FISICHELLA: “RIMARRA’ NEL CUORE DI TUTTI” - “Una domenica bruttissima per lo sport, per l’Italia, per tutti. Era un ragazzo straordinario, simpatico a tutti, un grandissimo pilota e rimarrà nel cuore di tutti”. Così Giancarlo Fisichella ricorda ai microfoni di Sky Sport Marco Simoncelli, morto oggi a Sepang dopo un brutto incidente nel corso del secondo giro.

GILARDINO:”RAGAZZO ECCEZIONALE” - “Mi unisco al dolore di tutto il mondo dello sport per la tragica scomparsa di Marco Simoncelli e voglio fare le mie più sentite condoglianze alla famiglia e agli amici di un ragazzo eccezionale…ciao Marco”. Così Alberto Gilardino, attaccante della Fiorentina, sulle pagine del sito web personale, sulla tragica morte del pilota italiano.

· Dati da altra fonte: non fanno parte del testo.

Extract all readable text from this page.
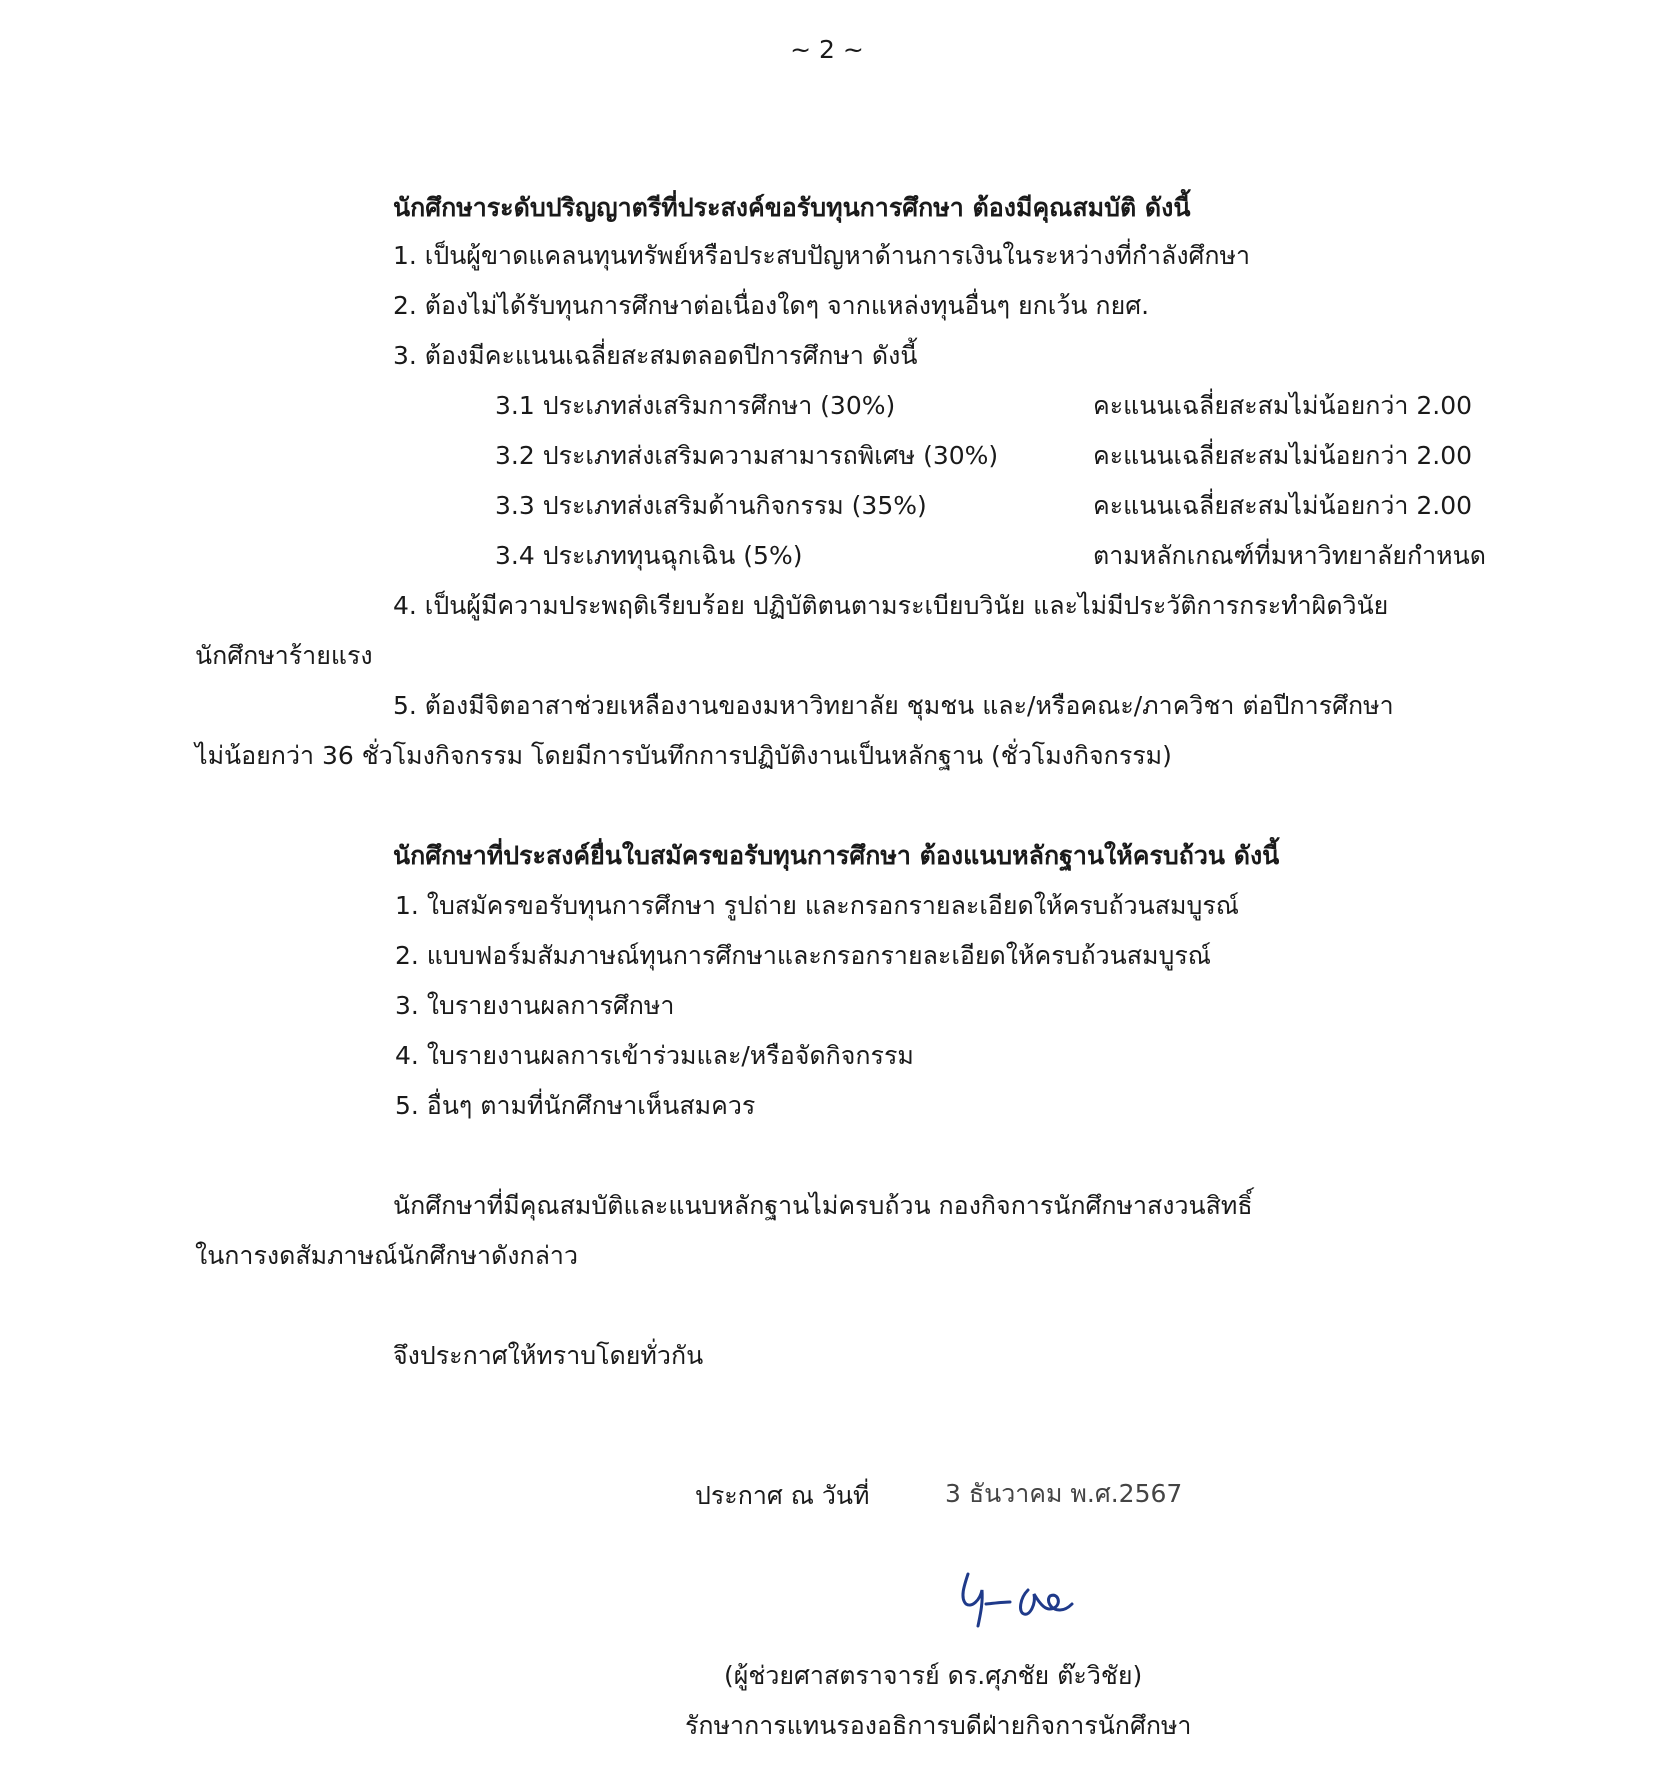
~ 2 ~
นักศึกษาระดับปริญญาตรีที่ประสงค์ขอรับทุนการศึกษา ต้องมีคุณสมบัติ ดังนี้
1. เป็นผู้ขาดแคลนทุนทรัพย์หรือประสบปัญหาด้านการเงินในระหว่างที่กำลังศึกษา
2. ต้องไม่ได้รับทุนการศึกษาต่อเนื่องใดๆ จากแหล่งทุนอื่นๆ ยกเว้น กยศ.
3. ต้องมีคะแนนเฉลี่ยสะสมตลอดปีการศึกษา ดังนี้
3.1 ประเภทส่งเสริมการศึกษา (30%)	คะแนนเฉลี่ยสะสมไม่น้อยกว่า 2.00
3.2 ประเภทส่งเสริมความสามารถพิเศษ (30%)	คะแนนเฉลี่ยสะสมไม่น้อยกว่า 2.00
3.3 ประเภทส่งเสริมด้านกิจกรรม (35%)	คะแนนเฉลี่ยสะสมไม่น้อยกว่า 2.00
3.4 ประเภททุนฉุกเฉิน (5%)	ตามหลักเกณฑ์ที่มหาวิทยาลัยกำหนด
4. เป็นผู้มีความประพฤติเรียบร้อย ปฏิบัติตนตามระเบียบวินัย และไม่มีประวัติการกระทำผิดวินัย
นักศึกษาร้ายแรง
5. ต้องมีจิตอาสาช่วยเหลืองานของมหาวิทยาลัย ชุมชน และ/หรือคณะ/ภาควิชา ต่อปีการศึกษา
ไม่น้อยกว่า 36 ชั่วโมงกิจกรรม โดยมีการบันทึกการปฏิบัติงานเป็นหลักฐาน (ชั่วโมงกิจกรรม)
นักศึกษาที่ประสงค์ยื่นใบสมัครขอรับทุนการศึกษา ต้องแนบหลักฐานให้ครบถ้วน ดังนี้
1. ใบสมัครขอรับทุนการศึกษา รูปถ่าย และกรอกรายละเอียดให้ครบถ้วนสมบูรณ์
2. แบบฟอร์มสัมภาษณ์ทุนการศึกษาและกรอกรายละเอียดให้ครบถ้วนสมบูรณ์
3. ใบรายงานผลการศึกษา
4. ใบรายงานผลการเข้าร่วมและ/หรือจัดกิจกรรม
5. อื่นๆ ตามที่นักศึกษาเห็นสมควร
นักศึกษาที่มีคุณสมบัติและแนบหลักฐานไม่ครบถ้วน กองกิจการนักศึกษาสงวนสิทธิ์
ในการงดสัมภาษณ์นักศึกษาดังกล่าว
จึงประกาศให้ทราบโดยทั่วกัน
ประกาศ ณ วันที่	3 ธันวาคม พ.ศ.2567
(ผู้ช่วยศาสตราจารย์ ดร.ศุภชัย ต๊ะวิชัย)
รักษาการแทนรองอธิการบดีฝ่ายกิจการนักศึกษา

MILAN : “RICORDIAMO UN OSTRO GRANDE TIFOSO”- “Ogni sportivo rossonero e la Società A.C Milan oggi si stringono nell’abbraccio alla famiglia di Marco, grande tifoso rossonero, alla quale rivolgiamo dal Sito ufficiale le più sentite e sincere condoglianze in questo triste momento”. E’ questo il messaggio di cordoglio del Milan per la morte di Marco Simoncelli, grande appassionato di calcio e tifoso della squadra rossonera.

INTER:” ADDIO A UN GRANDE CAMPIONE” -
Anche l’Inter ha ricordato il pilota scomparso questa mattina: “Il presidente Massimo Moratti e tutta F.C. Internazionale – si legge sul sito ufficiale nerazzurro -, insieme con Claudio Ranieri e la squadra, partecipano al dolore del mondo dello sport italiano e mondiale per la scomparsa del pilota Marco Simoncelli, 24 anni, deceduto in seguito all’incidente nel quale è rimasto coinvolto durante il GP di Malaysia. Nel ricordo di un giovane appassionato campione, l’Inter abbraccia la famiglia e gli amici di Marco Simoncelli”.

A seguire, un riepilogo della classifica (rimasta uguale alla gara precedente) del mondiale piloti.

  1. Casey STONER (Honda) 325 punti – CAMPIONE DEL MONDO
  2. Jorge LORENZO (Yamaha) 260
  3. Andrea DOVIZIOSO (Honda) 212
  4. Dani PEDROSA (Honda) 208
  5. Ben SPIES (Yamaha) 156
  6. Marco SIMONCELLI (Honda) 139
  7. Valentino ROSSI (Ducati) 139
  8. Nicky HAYDEN (Ducati) 132
  9. Colin EDWARDS (Yamaha) 109
  10. Hiroshi AOYAMA (Honda) 94
  11. Hector BARBERA (Ducati) 77
  12. Alvaro BAUTISTA (Suzuki) 67
  13. Cal CRUTCHLOW (Yamaha) 57
  14. Karel ABRAHAM (Ducati) 56
  15. Toni ELIAS (Honda) 55
  16. Randy DE PUNIET (Ducati) 49
  17. Loris CAPIROSSI (Ducati) 36
  18. Kousuke AKIYOSHI (Honda) 7
  19. John HOPKINS (Suzuki) 6
  20. Shinichi ITO (Honda) 3

Prossimo appuntamento, ultimo della stagione 2011, domenica 6 novembre per il G.P. di Valencia (diretta su Italia 1).